Students Got 'ACT Help Files' for Exam, Fired Teacher Says

     DETROIT (CN) - A Michigan school district fired a high school teacher for reporting that the school helped students cheat on the standardized ACT exam by loading "ACT help files" onto school calculators that students could use during the test, the teacher claims in court.
     Scott Herlein sued the Fremont Public School District, its Board of Education, Superintendent James Hieftje, and the seven members of the School Board, on July 31 in Federal Court.
     The school district hired Herlein in 2005 to teacher Spanish, math, psychology and French, Herlein says in the lawsuit.
     "On March 4, 2014, plaintiff Herlein was serving as a room supervisor while the ACT exam was being taken by students at the Fremont Public High School. During the ACT exam, the students were permitted to use school calculators provided by the school," the complaint states.
     Michigan public schools assess school performance based on students' standardized test scores, including the ACT. Some colleges use ACT scores as a factor in admissions.
     "Plaintiff Herlein noticed that the calculators provided by the school for use during the exams contained information that had been downloaded onto the calculator," Herlein says in the lawsuit.
     "The calculators contained preloaded 'ACT help files.' The 'ACT help files' included information that was related to the content of both the 'Day 1 ACT mathematics assessment' and the 'Day 3 Michigan mathematics assessment.'
     "Plaintiff Herlein suspected that the 'ACT help files' that were downloaded onto the calculators and that were provided to students during the exams violated the law."
     Herlein says he reported this to the Michigan Department of Education (MDE). When he got no response, he says, he contacted local media.
     "The State, through MDE, eventually conducted an investigation into Mr. Herlein's report and found that staff of Fremont Public Schools had loaded ACT 'help information' onto the school calculators that students had used in an ACT Prep class. The help information was then preloaded onto the school calculators just prior to the administration of the ACT test and the MME [Michigan Merit Examination] exam," the complaint states.
     "The MDE, through its investigation, estimated that about 60 percent of the students taking the ACT and the MME exam used calculators with the preloaded ACT help information.

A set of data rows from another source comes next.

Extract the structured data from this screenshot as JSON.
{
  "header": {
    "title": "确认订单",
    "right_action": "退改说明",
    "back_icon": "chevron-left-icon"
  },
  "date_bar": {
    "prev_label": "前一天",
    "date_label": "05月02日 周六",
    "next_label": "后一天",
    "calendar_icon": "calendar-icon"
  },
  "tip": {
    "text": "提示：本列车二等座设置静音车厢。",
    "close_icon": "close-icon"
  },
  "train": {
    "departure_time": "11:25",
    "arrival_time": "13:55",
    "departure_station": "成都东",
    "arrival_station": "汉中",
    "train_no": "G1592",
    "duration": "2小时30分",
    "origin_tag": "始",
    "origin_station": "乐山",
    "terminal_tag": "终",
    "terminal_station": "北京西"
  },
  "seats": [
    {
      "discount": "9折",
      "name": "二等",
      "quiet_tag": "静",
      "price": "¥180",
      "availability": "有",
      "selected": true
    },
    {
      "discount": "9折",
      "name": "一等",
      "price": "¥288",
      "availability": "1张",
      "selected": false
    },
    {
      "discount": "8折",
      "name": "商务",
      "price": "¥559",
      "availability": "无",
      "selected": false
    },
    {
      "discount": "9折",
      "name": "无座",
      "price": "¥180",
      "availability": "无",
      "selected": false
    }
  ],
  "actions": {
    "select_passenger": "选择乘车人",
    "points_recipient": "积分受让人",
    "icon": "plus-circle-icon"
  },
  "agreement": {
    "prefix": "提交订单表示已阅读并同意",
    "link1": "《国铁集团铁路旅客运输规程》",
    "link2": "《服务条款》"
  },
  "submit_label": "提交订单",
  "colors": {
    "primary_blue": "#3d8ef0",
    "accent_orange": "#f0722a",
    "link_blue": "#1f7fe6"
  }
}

     "The defendants conducted an investigation concerning plaintiff Herlein's anonymous report. On or about May 5, 2014, plaintiff Herlein was interrogated by agents of defendants. Plaintiff Herlein admitted that he had filed a report with the MDE."
     On May 14, the MDE issued an "Irregularity Findings and Remediation" notice to the school district, Herlein says in the complaint. "The MDE stated that 'concerns do remain regarding the ACT Help Information file that was placed on school-owned calculators, and made available for use on the MME.' The MDE also required defendant Fremont Public School District to comply with three 'remediation' points during the administration of future state assessments."
     On May 21, Superintendent Hieftje gave Herlein a letter saying he would be fired on "tenure charges." The lawsuit does not explain what the "tenure charges" were, but Herlein says he denied them.
     On May 30, the School Board voted unanimously to fire him, based on the tenure charges.
     That was a sham, Herlein says: "Defendants terminated plaintiff for engaging in protected First Amendment free speech, including without limitation, filing a report with the MDE and ACT and contacting local news media.
     "Plaintiff Herlein was speaking as a citizen on a matter of public concern. The administration of state assessments, the results of state assessments and any irregularities regarding state assessments are matters of public concern."
     Herlein seeks damages under the Whistleblower Act, and for retaliation.
     He is represented by Kurt Kline with Kalniz, Iorio & Feldstein in Grand Rapids.
     Standardized test scores have become increasingly important for public schools in the past generation, particularly since Congress passed the No Child Left Behind Act in 2001. School funding, employee bonuses, and sometimes a school's very existence, may hinge upon results of students' standardized test scores. Critics have said that the system creates pressure to cheat, and cheating scandals have led to scandal and lawsuits in several school districts, including Atlanta, Houston and Philadelphia.